Dr Eva Carrasco

Intro text: 

Interview with Dr Eva Carrasco, new member of the BIG Executive Board 2018-2022

Could you please explain what motivated you to apply and serve on the BIG executive board?


The current cancer research scenario is extensively regulated, which makes daily research very complicated and costly. Pharma, although playing an important role to introduce new drugs to the market, doesn’t support the full development of drugs. As a consequence, academic investigators have to do this work, although there is very limited budget for that.


Within this scenario, the role of cooperative groups is crucial to cover the unmet medical needs that physicians dealing with breast cancer patients face daily in the clinic. The role of local groups such as GEICAM is very important in this matter, but in order to respond quickly to these needs, it is critical to collaborate with counterparts in other countries. For this international collaboration, BIG represents the perfect mechanism.  That’s the reason why, since I joined GEICAM more than 8 years ago, I have tried to attend all BIG meetings to foster GEICAM’s collaboration within this network.

For all these reasons I decided to apply and serve on the BIG Executive Board (EB) with the aim to work hard to serve the best interests of breast cancer patients.

Why did you decide to pursue a career specifically in breast cancer research?

Well…to be honest, initially this was not a decision I could take on my own. When I joined pharma in 1998 to work in clinical research in the Spanish affiliate, there was already another oncologist working in the main area for this company, which was lung cancer. At that time, I was told to coordinate the research within the other four indications for our drug, including breast cancer.

I worked very hard to try to implement the highest number of local clinical trials in all these indications, most of them in partnership with local cooperative groups. I don’t know the real reason – maybe it was destiny –  but breast cancer was the most successful in terms of research, and I really enjoyed the collaboration with GEICAM leaders. That’s why I tried to continue working in women’s cancers, not only at the local, but also at the EU level, before I started my current job as General and Scientific Director of GEICAM.

Please cite three elements that you find critical for the continued success of BIG in the next decade?

Transparency (I must say I have seen a huge improvement with this in the last 4-5 years), boosting young talent, and collaboration between the groups with unity and generosity.

Given your past experience in the pharmaceutical industry and your current leadership role in a well-established academic research group, how would you like to see the collaboration between pharma and academia evolve in the coming years?

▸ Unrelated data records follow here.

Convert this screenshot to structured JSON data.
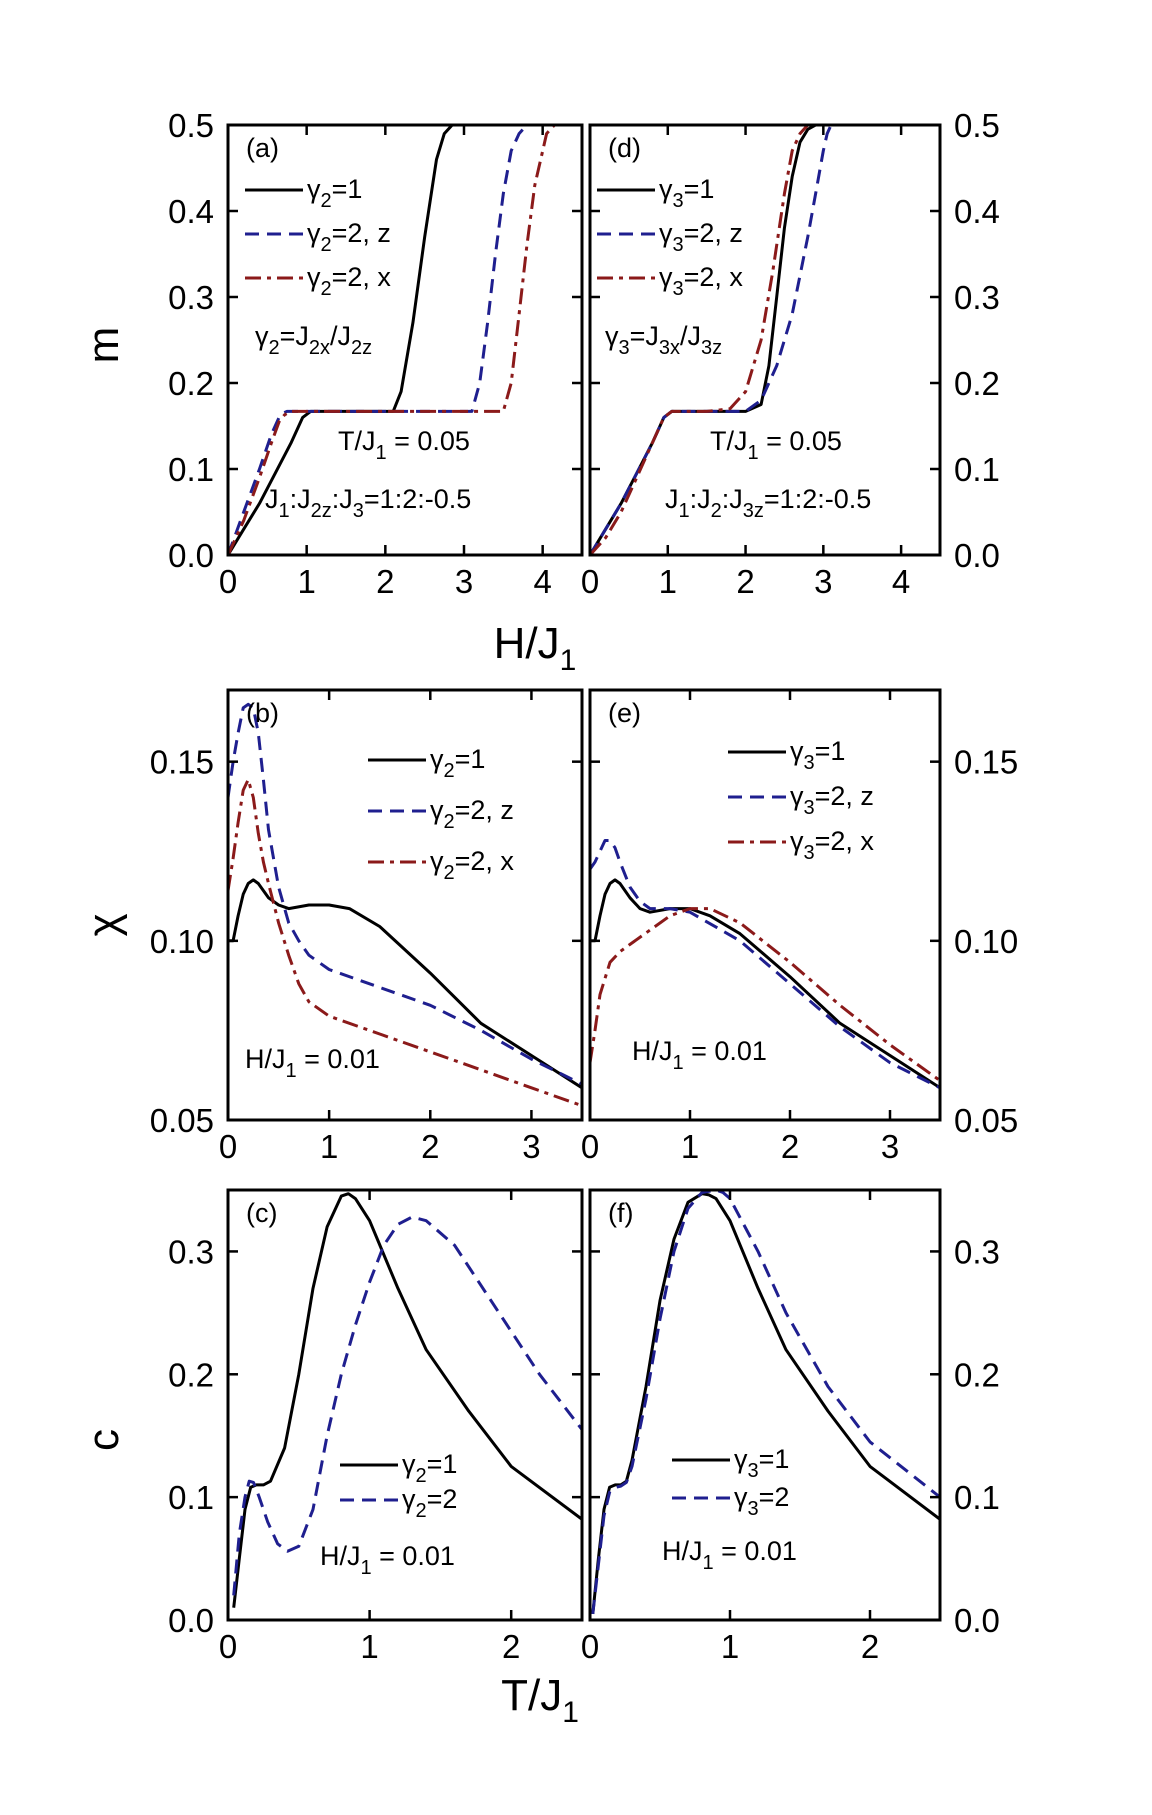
{
  "colors": {
    "black": "#000000",
    "blue": "#1f1f8f",
    "red": "#8b1a1a"
  },
  "axis_titles": {
    "m": "m",
    "chi": "χ",
    "c": "c",
    "top_x_main": "H/J",
    "top_x_sub": "1",
    "bottom_x_main": "T/J",
    "bottom_x_sub": "1"
  },
  "chart_data": [
    {
      "id": "a",
      "type": "line",
      "label": "(a)",
      "xlim": [
        0,
        4.5
      ],
      "ylim": [
        0,
        0.5
      ],
      "xticks": [
        "0",
        "1",
        "2",
        "3",
        "4"
      ],
      "yticks": [
        "0.0",
        "0.1",
        "0.2",
        "0.3",
        "0.4",
        "0.5"
      ],
      "legend": [
        {
          "main": "γ",
          "sub": "2",
          "rest": "=1"
        },
        {
          "main": "γ",
          "sub": "2",
          "rest": "=2, z"
        },
        {
          "main": "γ",
          "sub": "2",
          "rest": "=2, x"
        }
      ],
      "annotations": {
        "relation": {
          "p1": "γ",
          "s1": "2",
          "p2": "=J",
          "s2": "2x",
          "p3": "/J",
          "s3": "2z"
        },
        "temp": {
          "p1": "T/J",
          "s1": "1",
          "p2": " = 0.05"
        },
        "ratio": {
          "p1": "J",
          "s1": "1",
          "p2": ":J",
          "s2": "2z",
          "p3": ":J",
          "s3": "3",
          "p4": "=1:2:-0.5"
        }
      },
      "series": [
        {
          "style": "solid",
          "color": "black",
          "x": [
            0,
            0.2,
            0.4,
            0.6,
            0.8,
            0.95,
            1.05,
            1.3,
            1.8,
            2.1,
            2.2,
            2.35,
            2.5,
            2.65,
            2.75,
            2.85,
            3.1,
            3.4
          ],
          "y": [
            0,
            0.03,
            0.06,
            0.095,
            0.13,
            0.16,
            0.167,
            0.167,
            0.167,
            0.167,
            0.19,
            0.27,
            0.37,
            0.46,
            0.49,
            0.5,
            0.5,
            0.5
          ]
        },
        {
          "style": "dashed",
          "color": "blue",
          "x": [
            0,
            0.2,
            0.4,
            0.55,
            0.65,
            0.7,
            0.75,
            1.2,
            2.0,
            3.1,
            3.2,
            3.3,
            3.4,
            3.5,
            3.6,
            3.7,
            3.8,
            4.5
          ],
          "y": [
            0,
            0.05,
            0.1,
            0.14,
            0.16,
            0.165,
            0.167,
            0.167,
            0.167,
            0.167,
            0.2,
            0.27,
            0.35,
            0.42,
            0.47,
            0.49,
            0.5,
            0.5
          ]
        },
        {
          "style": "dashdot",
          "color": "red",
          "x": [
            0,
            0.2,
            0.4,
            0.55,
            0.65,
            0.72,
            0.8,
            1.5,
            2.5,
            3.5,
            3.6,
            3.7,
            3.8,
            3.9,
            4.0,
            4.05,
            4.15,
            4.5
          ],
          "y": [
            0,
            0.04,
            0.09,
            0.13,
            0.155,
            0.163,
            0.167,
            0.167,
            0.167,
            0.167,
            0.2,
            0.28,
            0.36,
            0.43,
            0.47,
            0.49,
            0.5,
            0.5
          ]
        }
      ]
    },
    {
      "id": "d",
      "type": "line",
      "label": "(d)",
      "xlim": [
        0,
        4.5
      ],
      "ylim": [
        0,
        0.5
      ],
      "xticks": [
        "0",
        "1",
        "2",
        "3",
        "4"
      ],
      "yticks": [
        "0.0",
        "0.1",
        "0.2",
        "0.3",
        "0.4",
        "0.5"
      ],
      "legend": [
        {
          "main": "γ",
          "sub": "3",
          "rest": "=1"
        },
        {
          "main": "γ",
          "sub": "3",
          "rest": "=2, z"
        },
        {
          "main": "γ",
          "sub": "3",
          "rest": "=2, x"
        }
      ],
      "annotations": {
        "relation": {
          "p1": "γ",
          "s1": "3",
          "p2": "=J",
          "s2": "3x",
          "p3": "/J",
          "s3": "3z"
        },
        "temp": {
          "p1": "T/J",
          "s1": "1",
          "p2": " = 0.05"
        },
        "ratio": {
          "p1": "J",
          "s1": "1",
          "p2": ":J",
          "s2": "2",
          "p3": ":J",
          "s3": "3z",
          "p4": "=1:2:-0.5"
        }
      },
      "series": [
        {
          "style": "solid",
          "color": "black",
          "x": [
            0,
            0.2,
            0.4,
            0.6,
            0.8,
            0.95,
            1.05,
            1.5,
            2.0,
            2.2,
            2.3,
            2.4,
            2.5,
            2.6,
            2.7,
            2.8,
            2.9,
            3.3
          ],
          "y": [
            0,
            0.03,
            0.06,
            0.095,
            0.13,
            0.16,
            0.167,
            0.167,
            0.167,
            0.175,
            0.22,
            0.3,
            0.38,
            0.44,
            0.48,
            0.495,
            0.5,
            0.5
          ]
        },
        {
          "style": "dashed",
          "color": "blue",
          "x": [
            0,
            0.2,
            0.4,
            0.6,
            0.8,
            0.95,
            1.05,
            1.5,
            2.0,
            2.2,
            2.4,
            2.6,
            2.8,
            2.9,
            3.0,
            3.05,
            3.1
          ],
          "y": [
            0,
            0.03,
            0.06,
            0.095,
            0.13,
            0.16,
            0.167,
            0.167,
            0.167,
            0.18,
            0.22,
            0.28,
            0.37,
            0.42,
            0.47,
            0.49,
            0.5
          ]
        },
        {
          "style": "dashdot",
          "color": "red",
          "x": [
            0,
            0.2,
            0.4,
            0.6,
            0.8,
            0.95,
            1.05,
            1.5,
            1.8,
            2.0,
            2.2,
            2.35,
            2.5,
            2.6,
            2.7,
            2.8,
            3.7
          ],
          "y": [
            0,
            0.02,
            0.05,
            0.09,
            0.13,
            0.16,
            0.167,
            0.167,
            0.17,
            0.19,
            0.25,
            0.33,
            0.42,
            0.47,
            0.49,
            0.5,
            0.5
          ]
        }
      ]
    },
    {
      "id": "b",
      "type": "line",
      "label": "(b)",
      "xlim": [
        0,
        3.5
      ],
      "ylim": [
        0.05,
        0.17
      ],
      "xticks": [
        "0",
        "1",
        "2",
        "3"
      ],
      "yticks": [
        "0.05",
        "0.10",
        "0.15"
      ],
      "legend": [
        {
          "main": "γ",
          "sub": "2",
          "rest": "=1"
        },
        {
          "main": "γ",
          "sub": "2",
          "rest": "=2, z"
        },
        {
          "main": "γ",
          "sub": "2",
          "rest": "=2, x"
        }
      ],
      "annotations": {
        "field": {
          "p1": "H/J",
          "s1": "1",
          "p2": " = 0.01"
        }
      },
      "series": [
        {
          "style": "solid",
          "color": "black",
          "x": [
            0,
            0.05,
            0.1,
            0.15,
            0.2,
            0.25,
            0.3,
            0.4,
            0.5,
            0.6,
            0.8,
            1.0,
            1.2,
            1.5,
            2.0,
            2.5,
            3.0,
            3.5
          ],
          "y": [
            0.1,
            0.1,
            0.107,
            0.113,
            0.116,
            0.117,
            0.116,
            0.112,
            0.11,
            0.109,
            0.11,
            0.11,
            0.109,
            0.104,
            0.091,
            0.077,
            0.068,
            0.059
          ]
        },
        {
          "style": "dashed",
          "color": "blue",
          "x": [
            0,
            0.05,
            0.1,
            0.15,
            0.2,
            0.25,
            0.3,
            0.35,
            0.4,
            0.5,
            0.6,
            0.7,
            0.8,
            1.0,
            1.5,
            2.0,
            2.5,
            3.0,
            3.5
          ],
          "y": [
            0.14,
            0.15,
            0.158,
            0.165,
            0.166,
            0.165,
            0.158,
            0.145,
            0.131,
            0.115,
            0.105,
            0.1,
            0.096,
            0.092,
            0.087,
            0.082,
            0.075,
            0.067,
            0.06
          ]
        },
        {
          "style": "dashdot",
          "color": "red",
          "x": [
            0,
            0.05,
            0.1,
            0.15,
            0.2,
            0.25,
            0.3,
            0.35,
            0.4,
            0.5,
            0.6,
            0.7,
            0.8,
            1.0,
            1.5,
            2.0,
            2.5,
            3.0,
            3.5
          ],
          "y": [
            0.114,
            0.123,
            0.133,
            0.142,
            0.145,
            0.14,
            0.13,
            0.122,
            0.116,
            0.105,
            0.096,
            0.088,
            0.083,
            0.079,
            0.074,
            0.069,
            0.064,
            0.059,
            0.054
          ]
        }
      ]
    },
    {
      "id": "e",
      "type": "line",
      "label": "(e)",
      "xlim": [
        0,
        3.5
      ],
      "ylim": [
        0.05,
        0.17
      ],
      "xticks": [
        "0",
        "1",
        "2",
        "3"
      ],
      "yticks": [
        "0.05",
        "0.10",
        "0.15"
      ],
      "legend": [
        {
          "main": "γ",
          "sub": "3",
          "rest": "=1"
        },
        {
          "main": "γ",
          "sub": "3",
          "rest": "=2, z"
        },
        {
          "main": "γ",
          "sub": "3",
          "rest": "=2, x"
        }
      ],
      "annotations": {
        "field": {
          "p1": "H/J",
          "s1": "1",
          "p2": " = 0.01"
        }
      },
      "series": [
        {
          "style": "solid",
          "color": "black",
          "x": [
            0,
            0.05,
            0.1,
            0.15,
            0.2,
            0.25,
            0.3,
            0.4,
            0.5,
            0.6,
            0.8,
            1.0,
            1.2,
            1.5,
            2.0,
            2.5,
            3.0,
            3.5
          ],
          "y": [
            0.1,
            0.1,
            0.107,
            0.113,
            0.116,
            0.117,
            0.116,
            0.112,
            0.109,
            0.108,
            0.109,
            0.109,
            0.107,
            0.102,
            0.09,
            0.077,
            0.068,
            0.059
          ]
        },
        {
          "style": "dashed",
          "color": "blue",
          "x": [
            0,
            0.05,
            0.1,
            0.15,
            0.2,
            0.25,
            0.3,
            0.4,
            0.5,
            0.6,
            0.8,
            1.0,
            1.5,
            2.0,
            2.5,
            3.0,
            3.5
          ],
          "y": [
            0.12,
            0.122,
            0.125,
            0.128,
            0.128,
            0.126,
            0.122,
            0.115,
            0.111,
            0.109,
            0.109,
            0.108,
            0.1,
            0.088,
            0.076,
            0.066,
            0.059
          ]
        },
        {
          "style": "dashdot",
          "color": "red",
          "x": [
            0,
            0.05,
            0.1,
            0.2,
            0.3,
            0.4,
            0.6,
            0.8,
            1.0,
            1.2,
            1.5,
            2.0,
            2.5,
            3.0,
            3.5
          ],
          "y": [
            0.066,
            0.075,
            0.085,
            0.094,
            0.097,
            0.099,
            0.103,
            0.107,
            0.109,
            0.109,
            0.105,
            0.094,
            0.082,
            0.071,
            0.061
          ]
        }
      ]
    },
    {
      "id": "c",
      "type": "line",
      "label": "(c)",
      "xlim": [
        0,
        2.5
      ],
      "ylim": [
        0,
        0.35
      ],
      "xticks": [
        "0",
        "1",
        "2"
      ],
      "yticks": [
        "0.0",
        "0.1",
        "0.2",
        "0.3"
      ],
      "legend": [
        {
          "main": "γ",
          "sub": "2",
          "rest": "=1"
        },
        {
          "main": "γ",
          "sub": "2",
          "rest": "=2"
        }
      ],
      "annotations": {
        "field": {
          "p1": "H/J",
          "s1": "1",
          "p2": " = 0.01"
        }
      },
      "series": [
        {
          "style": "solid",
          "color": "black",
          "x": [
            0.04,
            0.08,
            0.12,
            0.16,
            0.2,
            0.25,
            0.3,
            0.4,
            0.5,
            0.6,
            0.7,
            0.8,
            0.85,
            0.9,
            1.0,
            1.2,
            1.4,
            1.7,
            2.0,
            2.5
          ],
          "y": [
            0.01,
            0.05,
            0.09,
            0.108,
            0.11,
            0.11,
            0.113,
            0.14,
            0.2,
            0.27,
            0.32,
            0.345,
            0.347,
            0.343,
            0.325,
            0.27,
            0.22,
            0.17,
            0.125,
            0.082
          ]
        },
        {
          "style": "dashed",
          "color": "blue",
          "x": [
            0.04,
            0.08,
            0.12,
            0.15,
            0.18,
            0.22,
            0.28,
            0.35,
            0.42,
            0.5,
            0.6,
            0.7,
            0.8,
            0.9,
            1.0,
            1.1,
            1.2,
            1.3,
            1.4,
            1.6,
            1.8,
            2.0,
            2.2,
            2.5
          ],
          "y": [
            0.02,
            0.07,
            0.1,
            0.113,
            0.112,
            0.1,
            0.08,
            0.062,
            0.056,
            0.06,
            0.09,
            0.15,
            0.2,
            0.24,
            0.275,
            0.305,
            0.322,
            0.328,
            0.325,
            0.305,
            0.27,
            0.235,
            0.2,
            0.155
          ]
        }
      ]
    },
    {
      "id": "f",
      "type": "line",
      "label": "(f)",
      "xlim": [
        0,
        2.5
      ],
      "ylim": [
        0,
        0.35
      ],
      "xticks": [
        "0",
        "1",
        "2"
      ],
      "yticks": [
        "0.0",
        "0.1",
        "0.2",
        "0.3"
      ],
      "legend": [
        {
          "main": "γ",
          "sub": "3",
          "rest": "=1"
        },
        {
          "main": "γ",
          "sub": "3",
          "rest": "=2"
        }
      ],
      "annotations": {
        "field": {
          "p1": "H/J",
          "s1": "1",
          "p2": " = 0.01"
        }
      },
      "series": [
        {
          "style": "solid",
          "color": "black",
          "x": [
            0.02,
            0.06,
            0.1,
            0.14,
            0.18,
            0.22,
            0.26,
            0.3,
            0.4,
            0.5,
            0.6,
            0.7,
            0.8,
            0.85,
            0.9,
            1.0,
            1.2,
            1.4,
            1.7,
            2.0,
            2.5
          ],
          "y": [
            0.005,
            0.05,
            0.09,
            0.108,
            0.11,
            0.11,
            0.113,
            0.13,
            0.19,
            0.26,
            0.31,
            0.34,
            0.347,
            0.346,
            0.343,
            0.325,
            0.27,
            0.22,
            0.17,
            0.125,
            0.082
          ]
        },
        {
          "style": "dashed",
          "color": "blue",
          "x": [
            0.02,
            0.06,
            0.1,
            0.14,
            0.18,
            0.22,
            0.26,
            0.3,
            0.4,
            0.5,
            0.6,
            0.7,
            0.8,
            0.9,
            0.95,
            1.0,
            1.2,
            1.4,
            1.7,
            2.0,
            2.5
          ],
          "y": [
            0.005,
            0.045,
            0.085,
            0.104,
            0.108,
            0.109,
            0.112,
            0.125,
            0.18,
            0.245,
            0.3,
            0.335,
            0.348,
            0.35,
            0.348,
            0.343,
            0.3,
            0.25,
            0.19,
            0.145,
            0.1
          ]
        }
      ]
    }
  ]
}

I would like to see real partnerships between pharma and academia.

In my opinion, this happened more frequently in the past. In fact, in my initial years working in pharma, this was something I could feel; we were able to design clinical plans together, and the opinions of thought leaders were considered very seriously. It was also a tremendous honour to have a cooperative group helping with the development of our drugs. Something contributing to this was maybe the fact that decisions were not only taken at the headquarters of companies but also at local levels, closer to the investigators.

Nowadays, this is becoming more and more difficult, and so I would really like to see a return to the previous situation. 

What is your favourite thing to do in your free time?

There are several favourite things I like to do in my free time. One of them is dancing; my husband and I have been taking classes in what we call ballroom dancing (salsa, swing, merengue, tango, quick-step, rock & roll, etc) for a long time, and we are used to going out dancing with our friends. I am also able to dance soft flamenco (as I was born in Seville in the South of Spain, and really enjoy it a lot).

I also like sports: cycling and paddle-tennis are my favourites and now that my children have grown-up and are both at university, I have more time available to practice them. Reading is also a hobby, though for this unfortunately I have less time, as I end up only reading science!